About two weeks ago, I got a new (2016) Mustang GT to test drive. 435 hp. This is a mass-produced, docile, AC-equipped street car with a dead-calm idle. Anything from back in the day – the ’60s and ’70s – that made that kind of power would have been a handful to drive on the street and also would almost certainly have been either a low-production, bracket race-intended animal (e.g., an L88 427 Corvette) or modified.

Almost nothing that came from the factory back in the day made 435 hp.

Or even 335 honest hp.

I wrote about this before (here) and there was much wailing and gnashing of teeth. It does not alter the truth. Hindsight is not 20-20. Most of the first-generation muscle cars were weak… by modern standards.

The turbo four cylinder (315 hp) version of the current Mustang is probably about “par” for what was available from the factory in a typical V8 muscle car from the late ’60s/early ’70s, in terms of horsepower and performance. The current EcoBoost Mustang’s output, if calculated using the SAE “gross” method that was used up until 1972, would likely be right around 360-380 hp, in the same ballpark as (for example) a ’70 Camaro Z28 LT-1 or a 440 four barrel ’71 Plymouth GTX.

Only a small handful of elite classic-era muscle cars touted more gross hp than that.

The famous Chrysler 426 Street Hemi with twin four barrel carbs was one of the very few – and its advertised 426 hp was close to as good as it got.

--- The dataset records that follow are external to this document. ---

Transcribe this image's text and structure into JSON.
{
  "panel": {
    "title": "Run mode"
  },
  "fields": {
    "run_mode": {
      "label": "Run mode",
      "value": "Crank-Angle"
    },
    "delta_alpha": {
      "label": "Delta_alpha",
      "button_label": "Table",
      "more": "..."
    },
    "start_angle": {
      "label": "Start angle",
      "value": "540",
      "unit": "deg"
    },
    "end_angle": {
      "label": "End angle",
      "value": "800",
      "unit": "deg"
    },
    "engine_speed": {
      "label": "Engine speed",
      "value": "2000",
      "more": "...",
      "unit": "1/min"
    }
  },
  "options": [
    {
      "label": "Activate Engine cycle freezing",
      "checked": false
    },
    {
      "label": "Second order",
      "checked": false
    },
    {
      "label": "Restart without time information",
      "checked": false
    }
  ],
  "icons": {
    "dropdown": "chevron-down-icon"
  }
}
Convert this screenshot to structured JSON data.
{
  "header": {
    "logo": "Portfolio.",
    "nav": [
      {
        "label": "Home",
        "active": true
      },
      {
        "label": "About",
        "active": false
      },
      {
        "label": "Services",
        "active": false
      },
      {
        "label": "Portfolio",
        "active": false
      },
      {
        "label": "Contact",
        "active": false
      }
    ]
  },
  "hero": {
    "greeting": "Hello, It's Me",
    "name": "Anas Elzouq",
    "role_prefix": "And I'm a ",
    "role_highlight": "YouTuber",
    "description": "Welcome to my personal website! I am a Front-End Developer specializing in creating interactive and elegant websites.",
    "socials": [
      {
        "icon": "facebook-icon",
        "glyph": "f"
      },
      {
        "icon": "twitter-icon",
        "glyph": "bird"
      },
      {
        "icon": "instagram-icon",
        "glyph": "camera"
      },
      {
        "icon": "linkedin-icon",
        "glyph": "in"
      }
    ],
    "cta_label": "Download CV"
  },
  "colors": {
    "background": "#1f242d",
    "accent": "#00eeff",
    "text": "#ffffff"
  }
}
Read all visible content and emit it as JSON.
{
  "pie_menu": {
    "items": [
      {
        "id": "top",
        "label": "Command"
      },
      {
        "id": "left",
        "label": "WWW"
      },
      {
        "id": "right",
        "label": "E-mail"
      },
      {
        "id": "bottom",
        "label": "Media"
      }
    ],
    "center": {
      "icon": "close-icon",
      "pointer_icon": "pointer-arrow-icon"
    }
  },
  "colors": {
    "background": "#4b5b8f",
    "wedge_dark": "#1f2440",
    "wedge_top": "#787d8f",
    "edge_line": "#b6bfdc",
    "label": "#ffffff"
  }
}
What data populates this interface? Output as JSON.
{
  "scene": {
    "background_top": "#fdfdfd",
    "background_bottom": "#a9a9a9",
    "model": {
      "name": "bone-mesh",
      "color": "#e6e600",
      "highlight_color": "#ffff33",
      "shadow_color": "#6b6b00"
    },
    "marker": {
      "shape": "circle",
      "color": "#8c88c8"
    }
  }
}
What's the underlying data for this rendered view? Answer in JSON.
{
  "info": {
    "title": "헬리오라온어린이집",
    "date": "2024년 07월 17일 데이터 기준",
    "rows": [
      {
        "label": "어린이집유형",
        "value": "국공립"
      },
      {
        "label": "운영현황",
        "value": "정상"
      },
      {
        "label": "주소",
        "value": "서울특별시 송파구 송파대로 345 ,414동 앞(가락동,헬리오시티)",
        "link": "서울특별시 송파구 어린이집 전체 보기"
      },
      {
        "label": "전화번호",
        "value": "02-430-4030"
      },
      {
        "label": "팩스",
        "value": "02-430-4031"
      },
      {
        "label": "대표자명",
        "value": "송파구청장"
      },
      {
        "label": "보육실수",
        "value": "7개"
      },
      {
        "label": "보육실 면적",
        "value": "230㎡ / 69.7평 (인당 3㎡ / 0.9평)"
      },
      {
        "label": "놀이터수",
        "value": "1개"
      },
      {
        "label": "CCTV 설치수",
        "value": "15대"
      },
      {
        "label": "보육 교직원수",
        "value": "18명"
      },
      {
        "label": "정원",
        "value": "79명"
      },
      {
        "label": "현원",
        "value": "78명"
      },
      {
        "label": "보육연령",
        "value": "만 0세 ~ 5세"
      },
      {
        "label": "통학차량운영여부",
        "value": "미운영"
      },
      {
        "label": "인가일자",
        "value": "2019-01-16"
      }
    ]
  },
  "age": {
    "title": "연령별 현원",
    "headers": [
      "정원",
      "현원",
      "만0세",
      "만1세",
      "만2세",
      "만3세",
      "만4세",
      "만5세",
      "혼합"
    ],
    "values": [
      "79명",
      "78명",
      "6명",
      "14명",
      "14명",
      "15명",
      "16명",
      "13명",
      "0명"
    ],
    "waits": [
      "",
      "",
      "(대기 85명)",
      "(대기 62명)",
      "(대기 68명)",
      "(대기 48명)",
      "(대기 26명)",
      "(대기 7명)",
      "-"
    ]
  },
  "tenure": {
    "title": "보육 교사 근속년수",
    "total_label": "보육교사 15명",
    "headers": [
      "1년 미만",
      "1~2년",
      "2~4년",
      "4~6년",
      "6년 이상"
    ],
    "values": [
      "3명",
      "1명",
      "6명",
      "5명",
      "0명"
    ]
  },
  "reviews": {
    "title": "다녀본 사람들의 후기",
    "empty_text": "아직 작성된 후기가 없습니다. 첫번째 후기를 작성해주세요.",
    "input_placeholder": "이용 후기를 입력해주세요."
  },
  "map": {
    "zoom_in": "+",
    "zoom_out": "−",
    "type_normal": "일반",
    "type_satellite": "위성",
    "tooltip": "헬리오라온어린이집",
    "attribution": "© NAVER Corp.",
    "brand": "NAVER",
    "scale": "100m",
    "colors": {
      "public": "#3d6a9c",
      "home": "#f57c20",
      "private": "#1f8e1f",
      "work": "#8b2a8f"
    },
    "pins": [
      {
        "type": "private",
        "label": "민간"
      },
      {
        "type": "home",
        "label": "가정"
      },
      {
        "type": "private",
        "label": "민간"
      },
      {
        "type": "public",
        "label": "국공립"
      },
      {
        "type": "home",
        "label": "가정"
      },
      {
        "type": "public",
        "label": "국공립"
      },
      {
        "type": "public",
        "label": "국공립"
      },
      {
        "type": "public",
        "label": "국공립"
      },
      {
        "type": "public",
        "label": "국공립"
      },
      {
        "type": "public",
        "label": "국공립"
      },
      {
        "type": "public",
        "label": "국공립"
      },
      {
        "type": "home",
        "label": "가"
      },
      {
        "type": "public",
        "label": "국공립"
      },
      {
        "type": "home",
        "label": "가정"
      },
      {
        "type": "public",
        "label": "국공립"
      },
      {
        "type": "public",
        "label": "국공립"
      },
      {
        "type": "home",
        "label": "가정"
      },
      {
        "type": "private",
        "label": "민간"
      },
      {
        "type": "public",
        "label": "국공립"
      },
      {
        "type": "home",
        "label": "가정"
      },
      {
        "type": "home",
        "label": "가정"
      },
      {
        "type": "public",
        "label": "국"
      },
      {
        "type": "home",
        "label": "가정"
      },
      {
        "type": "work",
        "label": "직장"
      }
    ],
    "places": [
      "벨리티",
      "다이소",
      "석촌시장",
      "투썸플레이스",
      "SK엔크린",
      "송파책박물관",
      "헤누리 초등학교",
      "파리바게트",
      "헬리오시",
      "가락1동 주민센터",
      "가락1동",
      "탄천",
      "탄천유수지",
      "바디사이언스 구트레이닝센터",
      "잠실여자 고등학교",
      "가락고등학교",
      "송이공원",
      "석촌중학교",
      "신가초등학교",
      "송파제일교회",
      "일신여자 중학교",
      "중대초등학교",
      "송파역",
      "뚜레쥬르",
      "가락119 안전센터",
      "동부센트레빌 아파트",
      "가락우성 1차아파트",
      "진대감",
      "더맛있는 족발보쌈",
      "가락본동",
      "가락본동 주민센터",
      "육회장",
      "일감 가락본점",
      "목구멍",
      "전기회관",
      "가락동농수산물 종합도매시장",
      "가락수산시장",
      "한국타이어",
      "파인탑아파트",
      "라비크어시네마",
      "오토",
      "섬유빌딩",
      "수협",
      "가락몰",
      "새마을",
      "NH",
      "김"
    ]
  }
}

And nowhere near what something like a new Dodge Challenger Hellcat (article here) offers (707 hp).

And when SAE “gross” horsepower ratings changed to SAE “net” ratings – the engine in production tune, installed in the car, with a full production exhaust… as opposed to on an engine stand, with open headers and tuned for maximum output – even the strongest of the classic-era muscle car’s numbers wilted.

But it was a much more honest measure of an engine’s true output.

For example, one of the strongest factory-stock classic-era muscle cars was the 1973-’74 Super Duty 455 equipped Pontiac Trans-Am and Firebird Formula. These were pretty much the quickest factory stock cars Pontiac sold up to that time. The SD-455 TAs and Firebirds were quicker through the quarter-mile (low-mid 13s) than all but a handful of the most feral late ’60s stuff, such as the L-88 Corvette already mentioned and others like it (of which there were very few).

The SD-455 was a special engine, very low production and assembled on a separate line. It shared only its displacement with the more common (and non-SD) 455 V8s used in other Pontiacs (including run-of-the-mill Trans-Ams). It had a special heavy-duty block, specific high-flow round port cylinder heads based on the race-only Ram Aim IV heads Pontiac designed for the Trans-Am race series, an aggressive camshaft, big four barrel carb and a bunch of other special equipment, including provisions for dry sump oiling. Yet this huge – and radical – engine – produced how much power?

290, SAE net.

Less than the current Mustang’s four cylinder turbo engine. And not even half what the new Hellcat’s engine delivers.

Now, there is a qualifier.

The old stuff seems fiercer. Feels quicker. Sounds tougher.